Pour une démocratie musulmane
Par Brahim YOUNESSI
Comme d’autres sociétés avant elle, au cours des deux siècles précédents, l’Algérie rencontre des difficultés à passer d’une société d’autorité à une société de libertés. Durant cette transition apparaissent, dans la plupart des cas, des mouvements militant pour une
société de vérité. Cette dernière quête est portée, chez nous, par un
islamisme intransigeant qui tient, sur le plan dogmatique, du jansénisme
que l’Europe chrétienne a connu aux XVIIe et XVIIIe siècles. Aussi bien
l’un que l’autre privilégient l’initiative divine face à la liberté
humaine. Mais si l’islamisme intransigeant a trouvé un terrain favorable
dans les couches les plus démunies des sociétés musulmanes,
le jansénisme s’est développé dans la bourgeoisie européenne.

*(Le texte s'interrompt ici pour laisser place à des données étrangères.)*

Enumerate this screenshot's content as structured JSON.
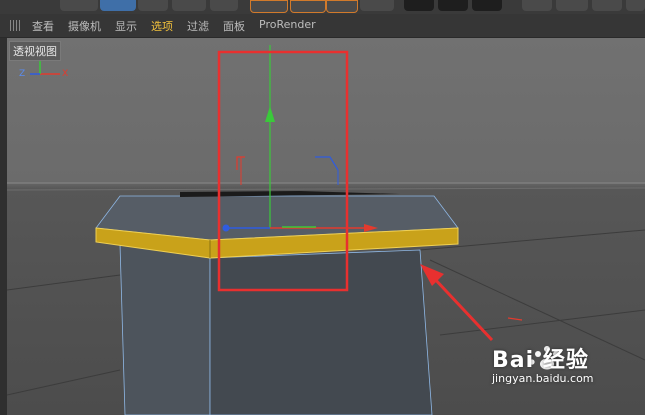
{
  "menu": {
    "items": [
      {
        "label": "查看"
      },
      {
        "label": "摄像机"
      },
      {
        "label": "显示"
      },
      {
        "label": "选项",
        "active": true
      },
      {
        "label": "过滤"
      },
      {
        "label": "面板"
      },
      {
        "label": "ProRender"
      }
    ]
  },
  "viewport": {
    "label": "透视视图",
    "axis_y": "Y",
    "axis_z": "Z",
    "axis_x": "X"
  },
  "watermark": {
    "brand": "Bai 经验",
    "url": "jingyan.baidu.com"
  },
  "colors": {
    "selection_box": "#e8302f",
    "arrow": "#e8302f",
    "x_axis": "#e23b2e",
    "y_axis": "#3ac93a",
    "z_axis": "#2f5ce0",
    "selected_face": "#c9a21a",
    "active_menu": "#f3c23c"
  }
}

Blaise
Pascal, entre autres, a pris le parti des jansénistes et en a fait
l’apologie dans « Les Provinciales ». Cette question de la prédestination et du libre arbitre, qui se pose derrière les querelles politiques, est certainement l’une
des questions religieuses qui a donné lieu aux plus grandes
controverses théologiques et philosophiques. Très tôt, dès le milieu du
deuxième siècle hégirien (VIIIe siècle chrétien), la théologie
spéculative musulmane fondait son système philosophique sur le qadar qui signifie pouvoir de l’homme de produire ses actes et d’en être responsable.
Cette
position avait trouvé des partisans jusque dans le royaume rostémide de
Tahert (aujourd’hui Tiaret). La doctrine du libre arbitre se trouvait
déjà chez les khârijites dans leur théorie de la justice divine. Ils
défendaient aussi le droit pour les croyants de choisir leurs chefs. L’hérésiologie musulmane qui les présente comme une
secte rigoriste et intransigeante, leur reconnaît, cependant, un
certain esprit démocratique. Il semble, d’après Abdurrahmân Badawi, que
Ali Ibn Abî Tâlib considérait la liberté de l’homme comme « un Etat
intermédiaire entre le déterminisme et le tafwîd ». Le tafwîd étant le
pouvoir accordé par Dieu à l’homme d’agir et de choisir par une
sorte de mandat ou de délégation de pouvoir qu’Il lui donne sur ses
propres actes. Le fondateur du Ilm el kalam mu’tazilite, Wâsil B. Ata,
affirmait, selon al-Sharastâni dans son Kitab Al milal wa al nihal, que
l’homme était libre dans ses actes et en était le créateur. Vision
que contestaient les Jabriyya appelés aussi Jahmiyya à cause de Jahm B.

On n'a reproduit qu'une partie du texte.